Sentinelle : L’arme au pied !

Par Roland Pietrini, le 06 juillet 2016

ATHENA – DEFENSE


Je suis parfois vilipendé dans certains commentaires concernant cette affaire de nos militaires qui ne sont pas intervenus lors de l’attaque du Bataclan. Ces commentateurs trouveront dans cet excellent billet de Roland Pietrini des éléments de réponse à leurs légitimes interrogations. Encore faut-il poser les questions selon les règles élémentaires de courtoisie pour que j’y réponde moi-même. //RO


 

 

La commission d’enquête sur les attentats de Paris sous la présidence de Georges Fenech, député du Rhône (« Les Républicains ») et spécialiste de la justice, et de Sébastien Pietrasanta, un député socialiste, expert des questions de déradicalisation s’est donc réunie. Cette commission d’enquête parlementaire constituée d’une trentaine de membres devait examiner les failles éventuelles dans le dispositif de la sécurité de l’Etat après les attentats du 13 novembre 2015, dont le bilan, faut-il la rappeler, fut de 130 morts et 350 blessés.

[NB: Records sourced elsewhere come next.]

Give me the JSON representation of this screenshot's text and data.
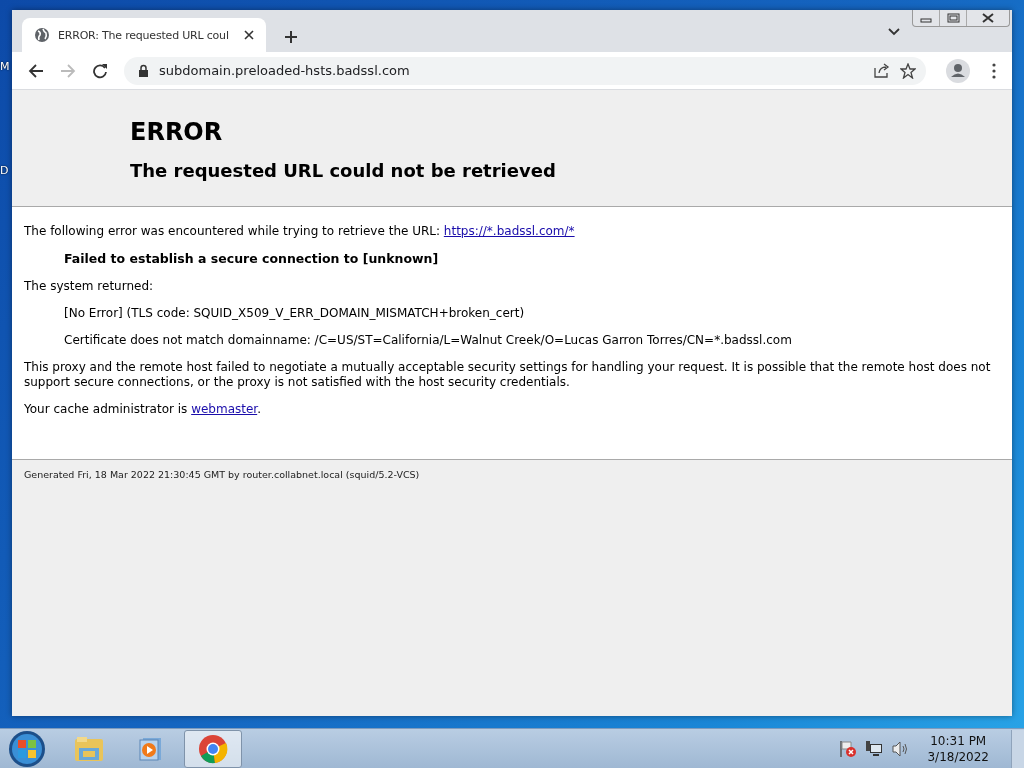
{
  "desktop_labels": [
    "M",
    "D"
  ],
  "browser": {
    "tabs": [
      {
        "title": "ERROR: The requested URL coul",
        "selected": true
      }
    ],
    "address": "subdomain.preloaded-hsts.badssl.com"
  },
  "page": {
    "title": "ERROR",
    "subtitle": "The requested URL could not be retrieved",
    "intro": "The following error was encountered while trying to retrieve the URL: ",
    "intro_link": "https://*.badssl.com/*",
    "error": "Failed to establish a secure connection to [unknown]",
    "system_label": "The system returned:",
    "details": [
      "[No Error] (TLS code: SQUID_X509_V_ERR_DOMAIN_MISMATCH+broken_cert)",
      "Certificate does not match domainname: /C=US/ST=California/L=Walnut Creek/O=Lucas Garron Torres/CN=*.badssl.com"
    ],
    "explanation": "This proxy and the remote host failed to negotiate a mutually acceptable security settings for handling your request. It is possible that the remote host does not support secure connections, or the proxy is not satisfied with the host security credentials.",
    "admin_text": "Your cache administrator is ",
    "admin_link": "webmaster",
    "admin_end": ".",
    "footer": "Generated Fri, 18 Mar 2022 21:30:45 GMT by router.collabnet.local (squid/5.2-VCS)"
  },
  "taskbar": {
    "apps": [
      {
        "kind": "explorer",
        "selected": false
      },
      {
        "kind": "media",
        "selected": false
      },
      {
        "kind": "chrome",
        "selected": true
      }
    ],
    "time": "10:31 PM",
    "date": "3/18/2022"
  }
}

Ce type de commission, dont les limites sont celles imposées par le -secret défense- et le -secret professionnel-, aura eu au moins le mérite de poser quelques questions à défaut d’obtenir des réponses. Nous avons été un certain nombre, ici ou là, n’étant ni commando-stylo, ni commando-canapé, comme le dit si justement Jean-Marc Tanguy, à subodorer quelques réflexions matinées de réserves dues à notre incapacité à pouvoir connaitre le dessous des cartes et la réalité du terrain. Il n’en reste pas moins que notre sixième sens, basé à la fois sur notre modeste expérience et l’observation suivie des questions de défense et de sécurité depuis de très nombreuses années, ce qui n’est pas forcément inscrit au cursus de Sciences po et de l’ENA, nous amène à considérer deux ou trois aspects de cet épisode terroriste sanglant.

Premier élément de réflexion : était-il possible d’éviter le carnage du Bataclan compte tenu du fait que les services de renseignement avaient pris connaissance de menaces contre la salle de spectacle parisienne en 2009, quand un Belge, Farouk Ben Abbes, interrogé par les services égyptiens après les attentats au Caire, aurait avoué avoir projeté un attentat ?

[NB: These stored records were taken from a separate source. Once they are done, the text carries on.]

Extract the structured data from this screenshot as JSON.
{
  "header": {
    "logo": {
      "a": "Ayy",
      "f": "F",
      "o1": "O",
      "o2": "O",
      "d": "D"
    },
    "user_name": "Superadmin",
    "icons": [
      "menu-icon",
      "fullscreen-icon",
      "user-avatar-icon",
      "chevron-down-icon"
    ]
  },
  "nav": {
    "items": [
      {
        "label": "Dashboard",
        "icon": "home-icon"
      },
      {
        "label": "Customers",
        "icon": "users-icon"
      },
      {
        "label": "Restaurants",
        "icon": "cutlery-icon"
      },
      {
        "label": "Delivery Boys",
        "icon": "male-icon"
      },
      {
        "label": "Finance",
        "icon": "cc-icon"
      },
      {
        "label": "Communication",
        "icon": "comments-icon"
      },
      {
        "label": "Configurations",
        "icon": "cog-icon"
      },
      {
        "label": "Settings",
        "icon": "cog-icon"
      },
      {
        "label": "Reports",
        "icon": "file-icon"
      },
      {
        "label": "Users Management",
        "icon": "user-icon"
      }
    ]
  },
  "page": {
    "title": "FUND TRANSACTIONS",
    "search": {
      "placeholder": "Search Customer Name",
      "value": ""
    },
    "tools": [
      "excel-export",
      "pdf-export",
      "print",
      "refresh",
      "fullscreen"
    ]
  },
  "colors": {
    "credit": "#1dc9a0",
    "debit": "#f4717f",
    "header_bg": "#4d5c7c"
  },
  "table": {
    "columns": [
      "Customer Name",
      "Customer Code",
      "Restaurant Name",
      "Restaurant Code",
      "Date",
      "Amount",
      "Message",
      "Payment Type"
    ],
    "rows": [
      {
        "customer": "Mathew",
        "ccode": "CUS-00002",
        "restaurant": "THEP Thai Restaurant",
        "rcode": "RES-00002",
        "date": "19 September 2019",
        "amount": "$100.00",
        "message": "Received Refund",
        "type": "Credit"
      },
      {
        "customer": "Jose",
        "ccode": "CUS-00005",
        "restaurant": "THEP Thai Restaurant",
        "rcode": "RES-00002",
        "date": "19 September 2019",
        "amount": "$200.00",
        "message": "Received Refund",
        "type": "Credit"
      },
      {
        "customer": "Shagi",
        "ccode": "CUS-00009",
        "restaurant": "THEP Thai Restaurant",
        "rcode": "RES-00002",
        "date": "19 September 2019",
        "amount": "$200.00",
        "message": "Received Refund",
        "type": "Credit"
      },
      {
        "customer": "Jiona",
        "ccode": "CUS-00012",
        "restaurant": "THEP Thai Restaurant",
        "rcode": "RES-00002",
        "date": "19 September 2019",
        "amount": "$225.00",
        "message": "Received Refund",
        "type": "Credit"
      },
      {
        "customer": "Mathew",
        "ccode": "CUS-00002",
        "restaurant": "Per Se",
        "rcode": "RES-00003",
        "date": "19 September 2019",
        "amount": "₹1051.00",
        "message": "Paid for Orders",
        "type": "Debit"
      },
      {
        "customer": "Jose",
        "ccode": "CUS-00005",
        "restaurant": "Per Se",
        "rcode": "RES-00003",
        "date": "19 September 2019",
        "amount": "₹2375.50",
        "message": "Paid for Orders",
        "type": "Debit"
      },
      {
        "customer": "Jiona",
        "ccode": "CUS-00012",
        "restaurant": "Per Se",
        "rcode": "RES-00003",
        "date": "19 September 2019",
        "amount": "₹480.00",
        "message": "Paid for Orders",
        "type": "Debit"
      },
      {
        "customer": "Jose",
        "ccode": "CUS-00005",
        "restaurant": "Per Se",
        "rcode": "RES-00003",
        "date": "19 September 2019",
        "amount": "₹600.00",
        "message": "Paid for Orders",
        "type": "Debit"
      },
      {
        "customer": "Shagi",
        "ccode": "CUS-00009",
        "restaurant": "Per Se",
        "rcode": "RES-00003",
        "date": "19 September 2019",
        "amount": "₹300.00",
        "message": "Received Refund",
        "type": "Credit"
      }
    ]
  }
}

La réponse est délicate, à mon sens, elle ne se situe pas au niveau de la prévention mais bien au niveau de la protection. Fallait-il, compte tenu de ces menaces, renforcer la protection directe du Bataclan par des mesures de filtrage efficaces et une protection renforcée, ou bien fallait-il annuler tout concert en ce lieu ? J’aurais tendance à penser que toute interdiction aurait été impossible, compte tenu de la nécessité de continuer à maintenir notre pays dans un espace de liberté indispensable et salutaire. Aurait-il fallu renforcer la sécurité de ce lieu devenu sensible ? La réponse ne saurait être délivrée sans une réflexion plus vaste en amont, alors que le plan Vigipirate était en place et qu’une patrouille de soldats ne put intervenir, ce qui est difficilement explicable pour les victimes. Cela montre les limites d’un dispositif parfaitement inadapté et qui le reste dans son ensemble aujourd’hui. Lancée à la suite des attentats de janvier 2015, les effectifs de l’opération sentinelle sont passés de 8000 à 10 000. Or ces trois soldats étaient présents le soir de l’attaque au Bataclan, et pourtant, ils ne sont pas intervenus. L’un d’eux a même refusé de prêter son arme à un membre de la Bac, avait déclaré un policier lors des auditions de la commission.

Le ministre de la Défense, Jean-Yves Le Drian, a confirmé le 1er juin lors de son audition qu’ils n’ont fait qu’obéir aux ordres. Il a également rappelé que les membres de l’opération Sentinelle « ne sont pas formés aux interventions en présence d’otages ».

On ne peut reprocher aux militaires de n’être pas intervenus, en constatant le fait qu’ils n’avaient aucun moyen de communication avec leur hiérarchie et en admettant que celle-ci aurait eu la possibilité de leur donner des ordres clairs. La question, Monsieur le ministre, n’est pas de déclarer de manière péremptoire qu’il n’étaient pas formés aux interventions en présence d’otages, mais bien de dire qu’en l’occurrence, le cadre juridique de leur action ne leur permettait pas d’intervenir, sinon d’attendre qu’on leur tire dessus pour riposter.